Já tivemos bons RPGs japoneses que se reinventaram como os novos Final Fantasy por exemplo, trazendo ótimos gráficos e uma jogabilidade mais dinâmica. Essa mudança divide os fãs mais antigos que se sentem órfãos daqueles velhos sistemas.

Mas para a alegria destes fãs mais fervorosos pelo antigos JRPGs chegou às lojas ocidentais no dia 4 de Setembro o jogo Dragon Quest XI: Echoes of an Elusive Age, como o nome já diz o décimo primeiro jogo da franquia Dragon Quest. E que diferente das outras franquias japonesas este jogo mantém firme as raízes, trazendo uma história rica em detalhes e personagem carismáticos, e o melhor, o antigo sistema de batalha por turnos, mas não se engane pelo fato de manter estas coisas antigas, Dragon Quest XI aprendeu muito com o tempo e também soube se adaptar bem para o ocidente eliminando encontros aleatórios e acrescentando dublagem aos personagens, diferente de como é este jogo no Japão onde os diálogos são somente por textos.

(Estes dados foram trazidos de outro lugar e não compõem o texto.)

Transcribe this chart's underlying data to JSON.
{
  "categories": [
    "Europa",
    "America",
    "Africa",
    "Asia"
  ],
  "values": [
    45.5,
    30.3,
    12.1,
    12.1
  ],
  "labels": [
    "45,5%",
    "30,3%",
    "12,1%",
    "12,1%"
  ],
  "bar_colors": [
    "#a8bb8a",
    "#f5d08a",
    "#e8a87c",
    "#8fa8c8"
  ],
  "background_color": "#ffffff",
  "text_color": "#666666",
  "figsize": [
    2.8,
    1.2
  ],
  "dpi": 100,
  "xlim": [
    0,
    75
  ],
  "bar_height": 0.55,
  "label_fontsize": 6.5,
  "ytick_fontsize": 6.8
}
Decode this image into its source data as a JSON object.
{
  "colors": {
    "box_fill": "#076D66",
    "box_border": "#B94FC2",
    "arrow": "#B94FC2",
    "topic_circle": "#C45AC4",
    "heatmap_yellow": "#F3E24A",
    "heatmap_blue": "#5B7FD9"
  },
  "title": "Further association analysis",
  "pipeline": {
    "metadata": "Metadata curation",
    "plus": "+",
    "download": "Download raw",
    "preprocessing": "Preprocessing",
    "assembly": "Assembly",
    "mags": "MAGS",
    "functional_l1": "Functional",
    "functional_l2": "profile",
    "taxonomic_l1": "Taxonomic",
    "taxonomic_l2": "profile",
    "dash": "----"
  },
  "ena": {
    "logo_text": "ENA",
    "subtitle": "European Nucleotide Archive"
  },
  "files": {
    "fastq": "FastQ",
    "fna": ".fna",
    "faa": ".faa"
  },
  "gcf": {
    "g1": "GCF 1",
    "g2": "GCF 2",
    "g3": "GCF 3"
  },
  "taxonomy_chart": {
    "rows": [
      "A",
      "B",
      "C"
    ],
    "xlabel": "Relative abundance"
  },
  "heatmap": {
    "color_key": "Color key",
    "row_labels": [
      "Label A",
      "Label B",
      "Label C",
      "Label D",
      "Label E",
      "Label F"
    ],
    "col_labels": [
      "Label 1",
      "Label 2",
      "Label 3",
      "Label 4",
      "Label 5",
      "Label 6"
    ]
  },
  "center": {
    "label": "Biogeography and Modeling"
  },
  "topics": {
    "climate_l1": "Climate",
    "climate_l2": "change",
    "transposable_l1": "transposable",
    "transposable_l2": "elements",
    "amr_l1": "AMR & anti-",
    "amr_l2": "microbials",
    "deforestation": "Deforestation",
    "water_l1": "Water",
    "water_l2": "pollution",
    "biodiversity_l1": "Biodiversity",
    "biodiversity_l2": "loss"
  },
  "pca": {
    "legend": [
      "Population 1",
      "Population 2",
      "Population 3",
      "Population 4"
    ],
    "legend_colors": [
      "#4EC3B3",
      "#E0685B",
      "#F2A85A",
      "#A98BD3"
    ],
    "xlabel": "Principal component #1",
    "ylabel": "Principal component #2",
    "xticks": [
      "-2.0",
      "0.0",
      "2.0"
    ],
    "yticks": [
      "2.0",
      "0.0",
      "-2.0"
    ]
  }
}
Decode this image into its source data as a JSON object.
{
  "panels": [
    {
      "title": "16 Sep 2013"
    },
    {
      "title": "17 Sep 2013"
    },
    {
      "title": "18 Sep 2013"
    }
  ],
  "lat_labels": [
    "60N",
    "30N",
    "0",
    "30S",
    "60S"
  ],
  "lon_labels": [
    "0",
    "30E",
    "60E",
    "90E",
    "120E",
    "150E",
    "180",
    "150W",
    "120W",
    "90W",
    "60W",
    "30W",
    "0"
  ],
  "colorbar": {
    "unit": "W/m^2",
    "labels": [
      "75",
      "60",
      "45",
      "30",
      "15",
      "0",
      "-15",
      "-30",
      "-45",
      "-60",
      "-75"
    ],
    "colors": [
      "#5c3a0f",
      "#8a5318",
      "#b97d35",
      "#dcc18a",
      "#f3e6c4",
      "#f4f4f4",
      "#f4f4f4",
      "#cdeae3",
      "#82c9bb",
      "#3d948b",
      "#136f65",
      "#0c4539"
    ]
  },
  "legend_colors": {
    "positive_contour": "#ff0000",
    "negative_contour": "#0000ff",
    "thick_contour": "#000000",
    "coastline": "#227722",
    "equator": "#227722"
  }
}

Dragon Quest XI: Echoes of an Elusive Age, conta a história de um jovem que nasceu com uma marca em sua mão esquerda, e esta é a marca do grande salvador do mundo chamado Luminário que traz o poder da luz para acabar com mal no planeta, que também voltou a aparecer com o seu nascimento. Com esta pequena sinopse pode parecer tudo muito clichê. Mas o diferencial deste jogo está naquilo que foi falado no começo destes artigo, sua mecânica da velha guarda, a muito tempo não temos um RPG nos moldes clássicos mesmo, com batalhas em turnos, equipe definida por guerreiros, magos e ladrões, onde temos que formar a nossa equipe no decorrer da história e que vai ficar pronta depois de umas 20 horas de jogo, sendo aí que o jogo começa de verdade, aparecendo inimigos mais poderoso e o enredo vai ficando mais denso. E não podemos esquecer de um dos maiores chamarizes da série toda de Dragon Quest, os designers de personagens, que são feitos pelo mestre Akira Toriyama criador da série de enorme sucesso no mundo todo Dragon Ball, chega a ser impressionante o nível de carisma que tem todos os personagens do game, desde um ancião em uma vila até os monstros inimigos, indo dos mais variados tipos como zumbis e dragões.

Com isso tudo somado, Dragon Quest XI: Echoes of an Elusive Age é um deleite para os fãs dos RPGs clássicos e uma grande pedida para quem quer conhecer este gênero também, os criadores conseguiram equilibrar bem as doses que fizeram o gênero ficar cansativo e nos trouxe uma ótima experiência para quem procura boa história, visual incrível e mais de 50 horas de diversão, este jogo é mais do que indicado a todos os amantes de videogames.